INNER SPACE KC Yoga studio
2024 - 2025
Canva · Wellness, community, multi-platform design
This relationship started as a barter: design work in exchange for yoga and qigong classes. There was no logo, no brand guide, no visual starting point — just a lot of energy and a community that needed to find each other. I developed a reusable Canva template system and built as much visual cohesion as possible across a high-volume, fast-moving posting environment where multiple teachers were creating their own content simultaneously.
I discovered the public domain during this project and began using archival imagery to elevate templates I was handed, a move that became instinctive. I also contributed design support to a fundraising campaign that helped raise approximately $40K for building renovations, working within an external financial platform’s brand constraints while keeping everything as cohesive as I could.
What I would do differently: The pace was challenging. Same-day requests were common and the biggest lesson was that knowing what you want to say is not the same as knowing what you want to communicate. Content strategy has to come before design. I’d begin any similar engagement with a discovery conversation: who are we talking to, what do we want them to feel, what’s the one thing we want them to do.

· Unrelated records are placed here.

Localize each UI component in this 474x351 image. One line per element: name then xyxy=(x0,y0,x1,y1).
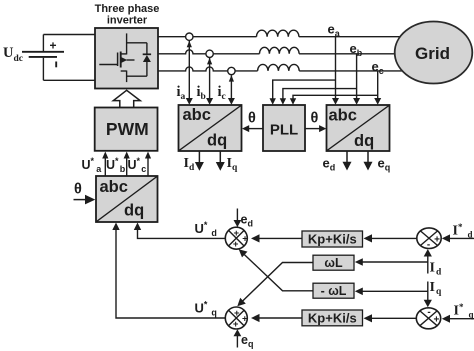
abc-dq current transform block xyxy=(179,105,242,151)
wire: theta arrow into inverse transform xyxy=(74,195,96,205)
wire: eb tap xyxy=(353,54,360,105)
battery Udc negative plate xyxy=(29,56,57,58)
svg-text:+: + xyxy=(233,239,239,250)
summing junction S2 (Uq) xyxy=(225,307,248,330)
summing junction S3 (Id error) xyxy=(417,228,441,250)
wire: battery top lead xyxy=(42,35,44,52)
grid source G1 xyxy=(395,22,473,84)
svg-text:ωL: ωL xyxy=(324,256,343,270)
current sensor circle phase C xyxy=(228,67,235,74)
diode D1 anode lead xyxy=(146,62,148,76)
svg-text:- ωL: - ωL xyxy=(321,284,347,298)
svg-text:dq: dq xyxy=(207,131,227,149)
wire: eb branch to PLL xyxy=(280,89,357,105)
PLL block xyxy=(263,105,305,151)
gain block wL xyxy=(313,255,354,270)
wire: phase A line xyxy=(158,36,257,38)
svg-text:θ: θ xyxy=(311,111,319,127)
svg-text:Kp+Ki/s: Kp+Ki/s xyxy=(308,232,357,247)
wire: eq output arrow xyxy=(364,151,373,171)
dq-abc inverse transform block xyxy=(96,176,158,222)
diode D1 triangle xyxy=(143,55,151,62)
transistor Q1 arrow xyxy=(121,57,135,63)
wire: Iq output arrow xyxy=(216,151,225,171)
current sensor circle phase B xyxy=(206,50,213,57)
transistor Q1 source lead xyxy=(126,71,128,83)
diode D1 top wire xyxy=(127,42,147,44)
wire: Id branch into wL xyxy=(355,258,428,266)
svg-text:+: + xyxy=(234,308,240,319)
wire: Iq feedback down into S4 xyxy=(424,282,432,308)
transistor Q1 drain lead xyxy=(126,33,128,54)
wire: phase B line to grid xyxy=(299,53,395,55)
wire: PI q output into S2 xyxy=(251,314,302,322)
wire: S4 to PI q xyxy=(364,314,417,322)
block arrow PWM to inverter xyxy=(113,90,140,108)
svg-text:θ: θ xyxy=(248,111,256,127)
diode D1 bottom wire xyxy=(127,75,147,77)
svg-text:+: + xyxy=(50,39,57,53)
wire: theta PLL to current transform xyxy=(242,125,263,132)
svg-text:Grid: Grid xyxy=(415,44,450,63)
wire: ea branch to PLL xyxy=(270,80,336,105)
wire: ic tap xyxy=(228,75,235,105)
svg-text:PLL: PLL xyxy=(270,122,298,139)
wire: S3 to PI d xyxy=(364,234,417,242)
wire: Uq ref from summer to transform xyxy=(112,223,225,319)
label: Three phase inverter title xyxy=(95,3,160,27)
wire: ia tap xyxy=(186,41,193,105)
diode D1 cathode bar xyxy=(143,53,151,55)
svg-text:+: + xyxy=(433,315,439,326)
wire: DC top rail xyxy=(43,34,95,36)
svg-text:-: - xyxy=(427,239,430,250)
wire: theta PLL to voltage transform xyxy=(305,125,326,132)
summing junction S1 (Ud) xyxy=(225,227,248,250)
svg-text:Kp+Ki/s: Kp+Ki/s xyxy=(308,311,357,326)
wire: Ua ref into PWM xyxy=(102,152,108,177)
wire: ib tap xyxy=(206,58,213,105)
wire: phase A line to grid xyxy=(299,36,401,38)
inductor La xyxy=(257,30,299,37)
svg-text:+: + xyxy=(242,313,248,324)
wire: battery bottom lead xyxy=(42,58,44,81)
svg-text:+: + xyxy=(434,235,440,246)
svg-text:+: + xyxy=(234,228,240,239)
wire: eq feedforward into S2 xyxy=(234,329,242,347)
wire: ed feedforward into S1 xyxy=(234,209,242,228)
wire: Uc ref into PWM xyxy=(145,152,151,177)
svg-text:abc: abc xyxy=(329,106,357,124)
svg-text:abc: abc xyxy=(100,178,128,196)
gain block -wL xyxy=(313,283,354,298)
wire: Id feedback up into S3 xyxy=(424,249,432,274)
wire: wL output to S2 xyxy=(237,263,313,307)
inverter block U1 xyxy=(95,28,158,89)
wire: Ub ref into PWM xyxy=(124,152,130,177)
diode D1 cathode lead xyxy=(146,43,148,55)
abc-dq voltage transform block xyxy=(327,105,390,151)
summing junction S4 (Iq error) xyxy=(416,307,440,329)
wire: ec branch to PLL xyxy=(290,95,378,105)
wire: ea tap xyxy=(332,37,339,105)
wire: Id ref input xyxy=(442,234,474,242)
wire: DC bottom rail xyxy=(43,79,95,81)
svg-text:dq: dq xyxy=(124,202,144,220)
wire: Iq ref input xyxy=(442,315,474,323)
wire: -wL output to S1 xyxy=(239,249,313,291)
label: minus terminal tick xyxy=(55,62,57,68)
battery Udc positive plate xyxy=(22,51,64,53)
wire: Id output arrow xyxy=(195,151,204,171)
svg-text:inverter: inverter xyxy=(107,15,148,27)
svg-text:Three phase: Three phase xyxy=(95,3,160,15)
PI controller d-axis xyxy=(302,231,363,247)
wire: Ud ref from summer to transform xyxy=(134,223,226,239)
wire: phase C line with hops xyxy=(158,67,258,71)
wire: Iq branch into -wL xyxy=(355,288,428,296)
transistor Q1 source stub xyxy=(121,70,127,72)
wire: PI d output into S1 xyxy=(251,234,302,242)
svg-text:PWM: PWM xyxy=(106,119,149,139)
svg-text:dq: dq xyxy=(354,132,374,150)
transistor Q1 channel bar xyxy=(120,52,122,68)
transistor Q1 gate bar xyxy=(117,53,119,67)
transistor Q1 gate lead xyxy=(99,64,117,66)
svg-text:abc: abc xyxy=(183,106,211,124)
svg-text:+: + xyxy=(242,234,248,245)
inductor Lc xyxy=(258,64,300,71)
current sensor circle phase A xyxy=(186,33,193,40)
wire: ed output arrow xyxy=(343,151,352,171)
svg-text:+: + xyxy=(233,319,239,330)
inductor Lb xyxy=(260,47,300,54)
PWM block xyxy=(95,108,158,151)
wire: phase C line to grid xyxy=(299,70,402,72)
svg-text:θ: θ xyxy=(74,182,82,198)
svg-text:-: - xyxy=(427,307,430,318)
wire: phase B line with hop xyxy=(158,50,260,54)
wire: ec tap xyxy=(374,71,381,105)
PI controller q-axis xyxy=(302,310,363,326)
transistor Q1 drain stub xyxy=(121,53,127,55)
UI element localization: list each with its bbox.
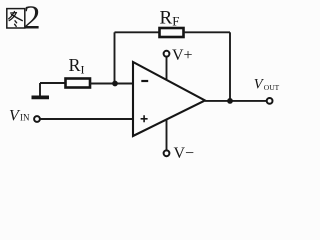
V+ supply terminal — [166, 57, 168, 80]
input terminal VIN — [34, 116, 40, 122]
op-amp U1 — [133, 62, 205, 136]
wire: ground to RI — [40, 82, 66, 84]
svg-text:2: 2 — [24, 0, 41, 37]
svg-text:IN: IN — [20, 113, 30, 123]
wire: feedback left vertical — [114, 32, 116, 83]
svg-text:V−: V− — [174, 145, 195, 162]
wire: feedback top-right horizontal — [184, 31, 231, 33]
wire: VIN to non-inverting input — [40, 118, 133, 120]
wire: RI to inverting input — [90, 83, 133, 85]
wire: output — [205, 100, 266, 102]
svg-text:OUT: OUT — [264, 83, 280, 92]
node: feedback junction dot — [112, 81, 118, 87]
node: output junction dot — [227, 98, 233, 104]
wire: feedback top-left horizontal — [115, 31, 160, 33]
V- supply terminal — [166, 120, 168, 150]
resistor RI — [66, 79, 91, 88]
minus sign (inverting input) — [141, 80, 148, 82]
wire: output right vertical — [229, 32, 231, 101]
svg-text:V+: V+ — [172, 47, 193, 64]
output terminal VOUT — [267, 98, 273, 104]
figure label 图2 — [7, 9, 25, 28]
ground — [39, 83, 41, 96]
resistor RF — [160, 28, 184, 37]
plus sign (non-inverting input) — [141, 115, 148, 122]
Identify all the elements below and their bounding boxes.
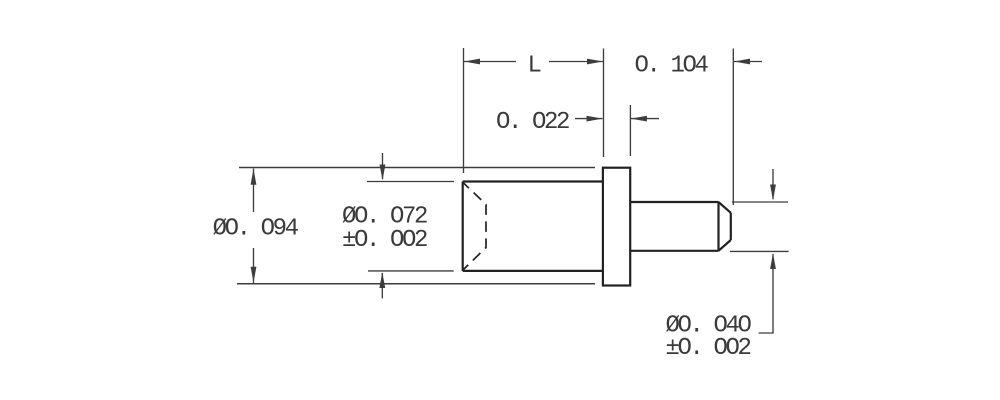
0.022 left arrowhead (points right) (587, 116, 603, 122)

GOODYNUF · slow cookeD ceramics
2019 - present
Adobe Express · Affinity Designer · Procreate · Canva · Squarespace
Owner, creative director, maker — brand identity, marketing strategy, e-commerce
GOODYNUF is where I set the guidelines instead of following them. Founded in 2019 after burning out helping run someone else’s business, the brand philosophy, intentional imperfection as a form of contentment, emerged directly from my ceramics practice and has shaped every design decision since.
The visual identity has evolved through years of iteration: a living website I’m always refining, a typography system built around Futura, a copy ecosystem rooted in wordplay and warmth. The black and white First Friday posters came out of a print constraint and became some of my favorite work. Swiss-influenced typography, rotated text, editorial boldness. The Wes Anderson yellow running through the event collateral wasn’t unplanned; it became the thread.
What I’d do differently: I’m still doing it. That’s the point.